Ed è proprio nelle Commissioni che avviene il confronto vero, l’interlocuzione con la magistratura, non nelle piazze urlanti o nei titoli semplificati. Qui non si inseguono fantasmi, non si coltivano sospetti: si cerca di introdurre tecniche che riducano le influenze indebite.
Negli ultimi anni, il rapporto tra Pubblico Ministero e giudice è diventato critico. Non per colpa dei singoli, ma per struttura del sistema. Calabrese è netto: l’indipendenza dei magistrati va difesa, ma va accompagnata da una parità delle armi, fondata su regole chiare, quasi scientifiche.
Studiosi del diritto, non tifosi.
Qui nessuno è chiamato a fare il tifo.
Siamo — dice Calabrese — studiosi del diritto.
La giustizia sociale non nasce solo dalle sentenze, ma dalla cultura della società e dalle leggi che la governano. Discutere di efficienza non è un atto ostile, è un dovere.
Eppure basta nominare il doppio CSM perché il dibattito si incendi.
Si dice che lo sdoppiamento del Consiglio Superiore della Magistratura ne distruggerebbe la funzione. Ma quali funzioni?
Assunzioni, assegnazioni, trasferimenti, valutazioni di professionalità: tutte restano intatte.
Eppure, nel dibattito pubblico, sembra che il cielo debba crollare.
Impermeabilizzare il sistema.
Se davvero vogliamo far crescere il sistema, dobbiamo renderlo impermeabile.
Non ai cittadini, ma alle pressioni dei media e della politica.
La separazione delle carriere non è una punizione, non è una “psichiatria” istituzionale. È un assetto necessario. Serve proprio a evitare il rischio di condizionamento politico, non a crearlo.
Si è parlato di magistrati attaccati per decisioni sgradite alla politica. Vero. Ma la politica usa queste storie come le conviene. La domanda giusta è un’altra:
questa riforma rende il magistrato più vulnerabile o più protetto?
Calabrese risponde senza esitazioni: un magistrato davvero terzo, distante dalle parti e dalla politica, non ha nulla da temere.

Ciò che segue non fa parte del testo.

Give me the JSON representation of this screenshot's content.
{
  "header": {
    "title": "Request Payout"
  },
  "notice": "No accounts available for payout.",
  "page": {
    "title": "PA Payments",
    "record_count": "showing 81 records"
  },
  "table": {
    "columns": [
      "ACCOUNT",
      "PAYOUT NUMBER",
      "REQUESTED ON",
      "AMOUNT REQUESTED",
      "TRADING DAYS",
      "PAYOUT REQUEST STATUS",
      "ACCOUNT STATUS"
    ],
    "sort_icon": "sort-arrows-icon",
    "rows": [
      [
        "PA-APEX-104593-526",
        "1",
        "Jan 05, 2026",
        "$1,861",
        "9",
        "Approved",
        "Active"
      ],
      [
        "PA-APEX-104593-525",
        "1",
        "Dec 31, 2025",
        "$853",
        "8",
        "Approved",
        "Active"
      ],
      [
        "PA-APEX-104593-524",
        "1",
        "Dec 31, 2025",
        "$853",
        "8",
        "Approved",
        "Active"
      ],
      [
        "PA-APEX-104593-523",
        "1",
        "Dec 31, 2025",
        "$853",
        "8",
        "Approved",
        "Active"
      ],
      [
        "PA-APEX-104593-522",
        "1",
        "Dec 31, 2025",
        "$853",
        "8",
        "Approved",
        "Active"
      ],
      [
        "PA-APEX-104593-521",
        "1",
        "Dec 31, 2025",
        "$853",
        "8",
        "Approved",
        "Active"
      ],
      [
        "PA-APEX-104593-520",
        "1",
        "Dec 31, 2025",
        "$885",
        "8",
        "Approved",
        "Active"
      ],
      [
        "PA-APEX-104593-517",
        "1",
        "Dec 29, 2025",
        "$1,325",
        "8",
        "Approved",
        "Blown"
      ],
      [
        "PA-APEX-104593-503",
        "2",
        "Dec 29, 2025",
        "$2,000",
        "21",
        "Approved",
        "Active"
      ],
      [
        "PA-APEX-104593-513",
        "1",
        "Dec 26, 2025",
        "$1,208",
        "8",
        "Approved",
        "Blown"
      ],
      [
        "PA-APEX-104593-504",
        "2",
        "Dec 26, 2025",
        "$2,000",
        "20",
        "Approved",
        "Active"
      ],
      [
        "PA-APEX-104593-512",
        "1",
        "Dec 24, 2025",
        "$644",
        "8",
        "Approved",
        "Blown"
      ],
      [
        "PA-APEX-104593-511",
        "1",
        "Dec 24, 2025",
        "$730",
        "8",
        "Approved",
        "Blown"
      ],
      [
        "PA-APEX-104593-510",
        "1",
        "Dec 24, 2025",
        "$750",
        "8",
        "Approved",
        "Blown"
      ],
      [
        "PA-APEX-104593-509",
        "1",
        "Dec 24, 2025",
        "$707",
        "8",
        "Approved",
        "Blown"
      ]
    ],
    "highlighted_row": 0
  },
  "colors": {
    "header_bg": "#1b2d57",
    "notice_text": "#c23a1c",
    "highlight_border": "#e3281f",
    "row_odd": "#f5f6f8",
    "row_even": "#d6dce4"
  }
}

Il sorteggio e il falso mito del controllo politico.
C’è poi il capitolo più frainteso: il sorteggio nel CSM.
Si dice che aprirebbe la strada alla politica. È esattamente il contrario.
Eliminare il peso delle correnti significa recidere il legame con i centri di potere.
Una platea ampia — mille, millecinquecento magistrati sorteggiabili — riduce drasticamente ogni possibilità di condizionamento.
È molto più trasparente dell’attuale sistema, in cui le carriere correntizie decidono chi conta e chi no.
Non punire, rafforzare.
L’avvocatura non chiede teste.
Chiede strumenti di garanzia.
La separazione delle carriere non serve a indebolire il magistrato, ma a rafforzarlo nella sua specializzazione.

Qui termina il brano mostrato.